Le braconnage prend une allure inquiétante dans le Parc National de la Rusizi. Tous ses animaux sont ciblés. Rencontre avec Claude Ndayishimiye, responsable de cette aire protégée.
Quelle est la situation du braconnage dans la Rusizi ?
Très alarmante. Nous observons des cas de braconnage de grande envergure. Par exemple, nous avons trouvé une antilope tombée dans un piège. Heureusement, nous l’avons sauvée. Elle traînait une corde métallique autour du cou et portait de profondes plaies. Avec notre service de santé animale, nous l’avons soignée.
En outre, nos crocodiles sont menacés. Deux sont tombés récemment dans des pièges. Comme ils sont adultes, ils ont pu se sauver, mais sont partis avec des fils barbelés qui ne cessent de s’enfoncer dans leur chair. Une situation dangereuse pour leur santé.
Qu’est-ce vous êtes en train de faire pour les secourir ?
C’est une situation difficile à gérer. Les crocodiles sont des animaux dangereux. On ne peut pas s’approcher d’eux, si on n’a pas pu les assommer ou les endormir. Dans d’autres pays, ils ont des moyens pour le faire avec des substances adaptées pour réaliser des anesthésies. Mais par nos moyens rudimentaires, nous avons pu sortir de l’eau l’un d’eux, lundi 27 août. Nos éco-gardes ont fait un travail louable. Ils ont pu lui enlever les fils barbelés de son cou. Il est actuellement sous traitement.
Qui sont les auteurs ?
Ce sont les riverains et les Congolais qui chassent surtout les antilopes, pour le commerce de la viande sauvage.
Par exemple, un crocodile de quatre à six mètres se vend facilement à dix millions BIF. D’autres capturent des petits crocos pour les vendre chez les privés. Et aujourd’hui, plus de 50 crocodiles sont élevés en captivité à Gatumba, dans différents bars, etc.
C’est vraiment déplorable que des individus gardent chez eux des animaux sauvages. Dans tout le parc de la Rusizi, il ne nous reste que deux ou trois crocodiles. D’où la nécessité et l’urgence d’une opération de grande envergure pour les ramener dans leur biotope.
Tous les animaux sont-ils ciblés par les braconniers ?
Dans notre parc, nous avons des crocodiles, des hippopotames, des antilopes et des oiseaux tant migrateurs que sédentaires.
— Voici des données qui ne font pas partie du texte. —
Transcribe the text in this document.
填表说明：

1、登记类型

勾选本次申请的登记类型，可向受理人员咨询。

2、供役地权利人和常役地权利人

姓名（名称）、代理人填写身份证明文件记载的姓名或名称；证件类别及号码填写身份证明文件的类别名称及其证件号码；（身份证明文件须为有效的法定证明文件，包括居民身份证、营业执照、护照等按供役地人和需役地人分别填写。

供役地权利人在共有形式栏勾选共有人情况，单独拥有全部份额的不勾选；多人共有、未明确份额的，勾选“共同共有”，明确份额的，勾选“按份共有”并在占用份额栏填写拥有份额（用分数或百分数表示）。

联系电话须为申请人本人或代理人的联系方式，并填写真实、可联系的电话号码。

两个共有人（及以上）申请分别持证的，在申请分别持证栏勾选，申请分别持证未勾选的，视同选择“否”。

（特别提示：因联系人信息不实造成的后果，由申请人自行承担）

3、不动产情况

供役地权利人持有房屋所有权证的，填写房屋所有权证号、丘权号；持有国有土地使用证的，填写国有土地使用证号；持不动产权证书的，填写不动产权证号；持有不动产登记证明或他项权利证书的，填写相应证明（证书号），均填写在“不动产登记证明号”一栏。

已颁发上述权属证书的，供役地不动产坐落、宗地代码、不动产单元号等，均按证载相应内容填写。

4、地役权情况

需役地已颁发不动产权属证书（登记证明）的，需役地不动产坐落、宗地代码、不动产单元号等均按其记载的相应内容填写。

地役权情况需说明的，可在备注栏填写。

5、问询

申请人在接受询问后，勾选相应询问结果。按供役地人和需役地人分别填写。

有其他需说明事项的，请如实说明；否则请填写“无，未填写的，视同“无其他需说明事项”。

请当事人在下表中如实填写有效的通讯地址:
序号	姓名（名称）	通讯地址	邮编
Parmi ces derniers, certains pèsent 20 kg et plus. Tous sont menacés, mais il y a un léger mieux chez les hippopotames. Depuis le début de l’année, nous n’avons enregistré que trois animaux tués.
Quid de la loi pour protéger ces animaux ?
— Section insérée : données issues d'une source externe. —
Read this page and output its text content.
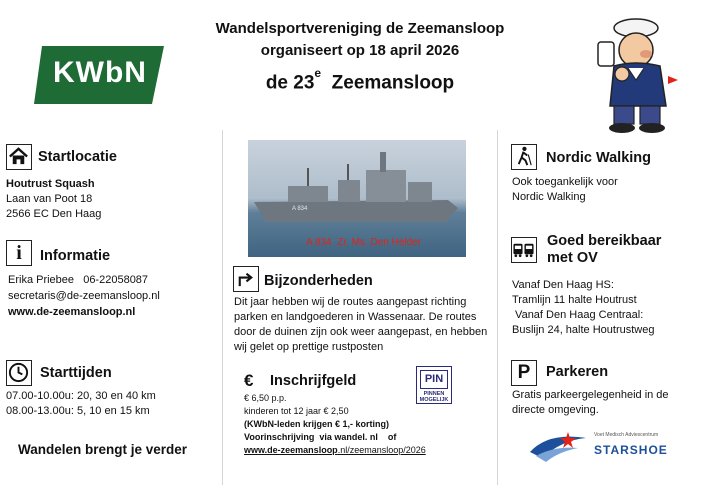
Wandelsportvereniging de Zeemansloop
organiseert op 18 april 2026
de 23e Zeemansloop
KWbN
Startlocatie
Houtrust Squash
Laan van Poot 18
2566 EC Den Haag
i	Informatie
Erika Priebee   06-22058087
secretaris@de-zeemansloop.nl
www.de-zeemansloop.nl
Starttijden
07.00-10.00u: 20, 30 en 40 km
08.00-13.00u: 5, 10 en 15 km
Wandelen brengt je verder
A 834
A 834  Zr. Ms. Den Helder
Bijzonderheden
Dit jaar hebben wij de routes aangepast richting parken en landgoederen in Wassenaar. De routes door de duinen zijn ook weer aangepast, en hebben wij gelet op prettige rustposten
€ Inschrijfgeld	PIN
PINNEN
MOGELIJK
€ 6,50 p.p.
kinderen tot 12 jaar € 2,50
(KWbN-leden krijgen € 1,- korting)
Voorinschrijving  via wandel. nl    of
www.de-zeemansloop.nl/zeemansloop/2026
Nordic Walking
Ook toegankelijk voor
Nordic Walking
Goed bereikbaar
met OV
Vanaf Den Haag HS:
Tramlijn 11 halte Houtrust
Vanaf Den Haag Centraal:
Buslijn 24, halte Houtrustweg
P	Parkeren
Gratis parkeergelegenheid in de directe omgeving.
Voet Medisch Adviescentrum
STARSHOE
Il y a des lois nationales, internationales ou des traités que le Burundi a ratifiés régissant l’environnement ou spécifiquement la biodiversité. Citons le code de l’environnement, le code forestier, la loi sur les aires protégées, la CITES (convention sur le commerce international des espèces de faune et de flore sauvages menacées d’extinction), etc.
Et quels sont vos besoins pour bien contrôler ce parc ?
Les éco-gardes sont insuffisants. Nous avons besoin d’autres agents, jeunes et vigoureux capables de parcourir 10.673 hectares. Les équipements sont presqu’inexistants. Nous avons besoin d’un véhicule, de deux motos, de moyens de communication et de défense contre les malfaiteurs. Cela nous permettrait de mener des patrouilles nocturnes. Qu’on nous accorde aussi un bateau de surveillance dans les zones lacustres et un effectif suffisant pour le personnel patrouilleur.
Ailleurs, ils ont déjà compris l’importance de tels animaux qui tombent souvent malades et ont besoin de soins. S’ils veulent immobiliser un animal ou l’endormir, ils ont des moyens adaptés. Nous avons besoin de financements pour la bonne marche de nos activités.